Noruega llegaba fortalecida tras eliminar a Brasil en los octavos de final y volvió a competir sin complejos. El equipo escandinavo golpeó primero al minuto 36, cuando Andreas Schjelderup aprovechó un espacio en el área para vencer a la defensa inglesa y poner el 1-0, desatando la ilusión de otra sorpresa mundialista.
Inglaterra respondió justo antes del descanso. Jude Bellingham apareció en el tiempo agregado del primer tiempo para igualar el marcador y devolverle la calma a los dirigidos por Thomas Tuchel. El empate cambió el rumbo emocional de un partido que hasta ese momento favorecía a Noruega.
En la segunda mitad, el encuentro fue muy disputado. Noruega mantuvo el orden defensivo y buscó hacer daño con Erling Haaland y Alexander Sørloth, mientras Inglaterra intentaba imponer la calidad de sus mediocampistas sin encontrar demasiados espacios.
Con el empate persistente, el partido se fue al tiempo extra. Fue entonces cuando volvió a aparecer Bellingham. El mediocampista marcó su segundo gol de la noche al inicio de la prórroga y completó la remontada inglesa con una actuación que volvió a confirmar su capacidad para decidir partidos importantes.
Noruega intentó reaccionar en los últimos minutos, pero Inglaterra defendió la ventaja con solidez y consiguió cerrar el partido para asegurar su lugar entre las cuatro mejores selecciones del torneo.

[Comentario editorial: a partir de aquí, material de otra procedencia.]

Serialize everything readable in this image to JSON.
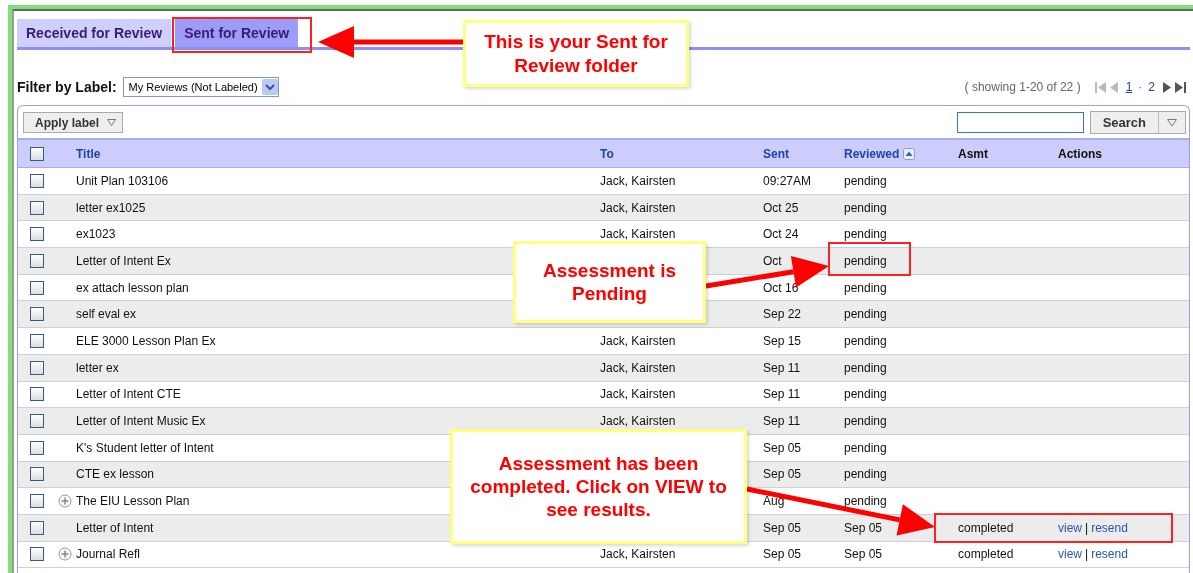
{
  "tabs": [
    {
      "label": "Received for Review",
      "selected": false
    },
    {
      "label": "Sent for Review",
      "selected": true
    }
  ],
  "filter": {
    "label": "Filter by Label:",
    "value": "My Reviews (Not Labeled)"
  },
  "pagination": {
    "summary": "( showing 1-20 of 22 )",
    "separator": "·",
    "pages": [
      {
        "label": "1",
        "selected": true
      },
      {
        "label": "2",
        "selected": false
      }
    ]
  },
  "toolbar": {
    "apply_label": "Apply label",
    "search_button": "Search"
  },
  "table": {
    "columns": [
      {
        "label": "Title",
        "sortable": true,
        "sorted": false
      },
      {
        "label": "To",
        "sortable": true,
        "sorted": false
      },
      {
        "label": "Sent",
        "sortable": true,
        "sorted": false
      },
      {
        "label": "Reviewed",
        "sortable": true,
        "sorted": true
      },
      {
        "label": "Asmt",
        "sortable": false,
        "sorted": false
      },
      {
        "label": "Actions",
        "sortable": false,
        "sorted": false
      }
    ],
    "all_checked": false,
    "action_separator": "|",
    "rows": [
      {
        "title": "Unit Plan 103106",
        "to": "Jack, Kairsten",
        "sent": "09:27AM",
        "reviewed": "pending",
        "checked": false,
        "expandable": false
      },
      {
        "title": "letter ex1025",
        "to": "Jack, Kairsten",
        "sent": "Oct 25",
        "reviewed": "pending",
        "checked": false,
        "expandable": false
      },
      {
        "title": "ex1023",
        "to": "Jack, Kairsten",
        "sent": "Oct 24",
        "reviewed": "pending",
        "checked": false,
        "expandable": false
      },
      {
        "title": "Letter of Intent Ex",
        "sent": "Oct",
        "reviewed": "pending",
        "checked": false,
        "expandable": false
      },
      {
        "title": "ex attach lesson plan",
        "sent": "Oct 16",
        "reviewed": "pending",
        "checked": false,
        "expandable": false
      },
      {
        "title": "self eval ex",
        "sent": "Sep 22",
        "reviewed": "pending",
        "checked": false,
        "expandable": false
      },
      {
        "title": "ELE 3000 Lesson Plan Ex",
        "to": "Jack, Kairsten",
        "sent": "Sep 15",
        "reviewed": "pending",
        "checked": false,
        "expandable": false
      },
      {
        "title": "letter ex",
        "to": "Jack, Kairsten",
        "sent": "Sep 11",
        "reviewed": "pending",
        "checked": false,
        "expandable": false
      },
      {
        "title": "Letter of Intent CTE",
        "to": "Jack, Kairsten",
        "sent": "Sep 11",
        "reviewed": "pending",
        "checked": false,
        "expandable": false
      },
      {
        "title": "Letter of Intent Music Ex",
        "to": "Jack, Kairsten",
        "sent": "Sep 11",
        "reviewed": "pending",
        "checked": false,
        "expandable": false
      },
      {
        "title": "K's Student letter of Intent",
        "sent": "Sep 05",
        "reviewed": "pending",
        "checked": false,
        "expandable": false
      },
      {
        "title": "CTE ex lesson",
        "sent": "Sep 05",
        "reviewed": "pending",
        "checked": false,
        "expandable": false
      },
      {
        "title": "The EIU Lesson Plan",
        "sent": "Aug",
        "reviewed": "pending",
        "checked": false,
        "expandable": true
      },
      {
        "title": "Letter of Intent",
        "sent": "Sep 05",
        "reviewed": "Sep 05",
        "asmt": "completed",
        "actions": [
          "view",
          "resend"
        ],
        "checked": false,
        "expandable": false
      },
      {
        "title": "Journal Refl",
        "to": "Jack, Kairsten",
        "sent": "Sep 05",
        "reviewed": "Sep 05",
        "asmt": "completed",
        "actions": [
          "view",
          "resend"
        ],
        "checked": false,
        "expandable": true
      }
    ]
  },
  "callouts": [
    {
      "text": "This is your Sent for Review folder"
    },
    {
      "text": "Assessment is Pending"
    },
    {
      "text": "Assessment has been completed. Click on VIEW to see results."
    }
  ]
}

Más allá de la clasificación, el desempeño inglés volvió a generar debate. Aunque consiguió el boleto a semifinales, el equipo dejó dudas en su funcionamiento y dependió nuevamente de una individualidad para resolver un duelo que por momentos parecía escaparse.
Para Noruega, la eliminación no borra una Copa del Mundo histórica. La selección europea sorprendió al eliminar a Brasil, llevó a Inglaterra hasta la prórroga y confirmó que ya puede competir de igual a igual con las principales potencias del futbol mundial.

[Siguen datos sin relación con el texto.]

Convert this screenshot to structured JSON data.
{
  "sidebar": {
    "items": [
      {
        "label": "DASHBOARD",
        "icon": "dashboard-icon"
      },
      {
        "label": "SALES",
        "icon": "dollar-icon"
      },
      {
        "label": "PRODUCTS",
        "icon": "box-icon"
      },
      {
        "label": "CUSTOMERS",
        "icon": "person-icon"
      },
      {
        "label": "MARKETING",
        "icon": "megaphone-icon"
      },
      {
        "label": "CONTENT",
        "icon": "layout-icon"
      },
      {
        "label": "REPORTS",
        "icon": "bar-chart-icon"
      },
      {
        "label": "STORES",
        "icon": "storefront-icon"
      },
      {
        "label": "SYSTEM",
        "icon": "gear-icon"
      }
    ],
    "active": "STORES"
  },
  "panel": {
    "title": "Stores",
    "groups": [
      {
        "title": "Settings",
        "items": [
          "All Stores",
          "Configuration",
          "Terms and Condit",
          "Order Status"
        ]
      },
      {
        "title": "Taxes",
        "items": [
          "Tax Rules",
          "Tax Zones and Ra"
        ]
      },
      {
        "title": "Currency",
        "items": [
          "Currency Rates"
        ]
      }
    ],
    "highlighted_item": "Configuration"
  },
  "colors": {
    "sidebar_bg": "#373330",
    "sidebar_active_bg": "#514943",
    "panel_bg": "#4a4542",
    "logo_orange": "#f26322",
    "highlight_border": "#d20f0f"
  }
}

Con este triunfo, Inglaterra enfrentará a Argentina en una semifinal que revive una de las rivalidades más intensas de la historia de los Mundiales. Del otro lado del cuadro, Francia y España disputarán el otro boleto a la gran final.
La victoria dejó un mensaje claro: Inglaterra sigue viva gracias a su capacidad para reaccionar en los momentos límite, mientras Jude Bellingham continúa consolidándose como el gran líder de una generación que sueña con volver a conquistar el mundo.